10th Annual Fall Ethics Symposium – Session 2
The Ethics of Nudging at Cosumnes River College
Much Ado About Nudging by Moti Gorin, Assistant Professor of Philosophy, Colorado State University
00:37 Panel Introductions
04:13 Much Ado About Nudging by Moti Gorin
1:02:28 Panel Q&A
1:27:11 Audience Q&A
Some philosophers claim that libertarian paternalist interventions, i.e., so-called “nudges,” exert an illicit form of control over those whose behavior they influence. The worry is that nudgers, by exploiting various cognitive deficits, undermine the autonomy of nudgees. Such criticisms rest on an assumption the truth of which behavioral economists have openly called into doubt. The assumption is that people always, or almost always, have authentic preferences over the options confronting them, preferences that accurately reflect deeply held values.
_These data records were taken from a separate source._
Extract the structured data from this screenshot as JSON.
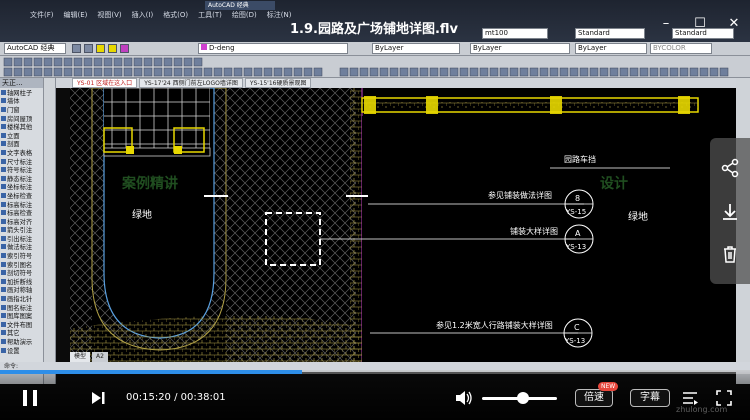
{
  "video": {
    "title": "1.9.园路及广场铺地详图.flv",
    "current_time": "00:15:20",
    "total_time": "00:38:01",
    "time_display": "00:15:20 / 00:38:01",
    "progress": 0.403,
    "volume": 0.55,
    "speed_label": "倍速",
    "speed_badge": "NEW",
    "subtitle_label": "字幕",
    "watermark": "zhulong.com"
  },
  "cad": {
    "menu": [
      "文件(F)",
      "编辑(E)",
      "视图(V)",
      "插入(I)",
      "格式(O)",
      "工具(T)",
      "绘图(D)",
      "标注(N)"
    ],
    "app_tab": "AutoCAD 经典",
    "workspace": "AutoCAD 经典",
    "layer": "D-deng",
    "color": "ByLayer",
    "linetype": "ByLayer",
    "lineweight": "ByLayer",
    "plotstyle": "BYCOLOR",
    "text_style": "Standard",
    "dim_style": "mt100",
    "table_style": "Standard",
    "multileader_style": "Standard",
    "panel_title": "天正...",
    "left_panel_items": [
      "轴网柱子",
      "墙体",
      "门窗",
      "房间屋顶",
      "楼梯其他",
      "立面",
      "剖面",
      "文字表格",
      "尺寸标注",
      "符号标注",
      "静态标注",
      "坐标标注",
      "坐标检查",
      "标高标注",
      "标高检查",
      "标高对齐",
      "箭头引注",
      "引出标注",
      "做法标注",
      "索引符号",
      "索引图名",
      "剖切符号",
      "加折断线",
      "画对称轴",
      "画指北针",
      "图名标注",
      "图库图案",
      "文件布图",
      "其它",
      "帮助演示",
      "设置"
    ],
    "tabs": [
      "YS-01 区域在这入口",
      "YS-17'24 西侧门前左LOGO墙详图",
      "YS-15'16硬质景观图"
    ],
    "model_tabs": [
      "模型",
      "A2"
    ],
    "drawing_labels": {
      "green_left": "绿地",
      "green_right": "绿地",
      "car_stop": "园路车挡",
      "note1": "参见铺装做法详图",
      "note2": "铺装大样详图",
      "note3": "参见1.2米宽人行路铺装大样详图",
      "circle1_top": "8",
      "circle1_bottom": "YS-15",
      "circle2_top": "A",
      "circle2_bottom": "YS-13",
      "circle3_top": "C",
      "circle3_bottom": "YS-13",
      "overlay_left": "案例精讲",
      "overlay_right": "设计"
    },
    "command_line": "命令:"
  },
  "side_actions": [
    "share-icon",
    "download-icon",
    "delete-icon"
  ],
  "colors": {
    "accent": "#2e8ee8",
    "cad_yellow": "#e8d800",
    "hatch": "#6e6e6e",
    "badge": "#e7473c"
  }
}
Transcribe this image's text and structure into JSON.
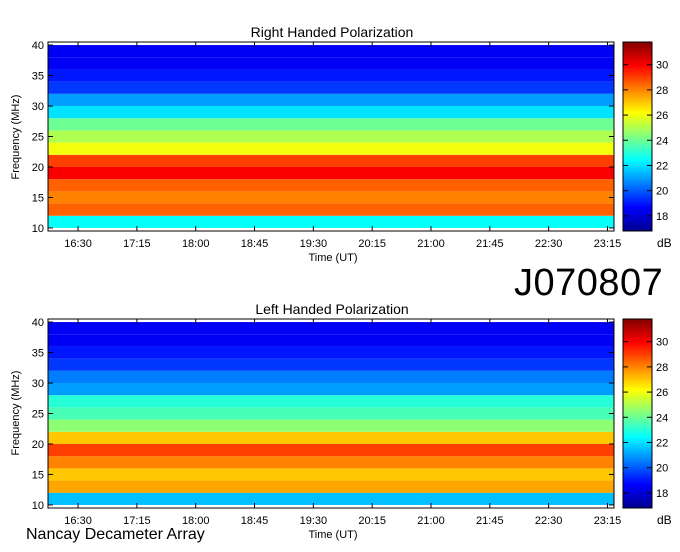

Moti Gorin argues that recent research strongly suggests that this assumption is false and that consequently autonomy-based objections to nudging fail. This narrow defense of nudging does not, however, let libertarian paternalists completely off the hook. Though there is nothing especially morally troubling about nudges they — like any form of influence — can be morally problematic when they are invasive or when they fail to aim at the right ends.
Moti Gorin was educated at Rice University (Ph.D, MA, Philosophy) and The University of Pennsylvania (MBE, Bioethics).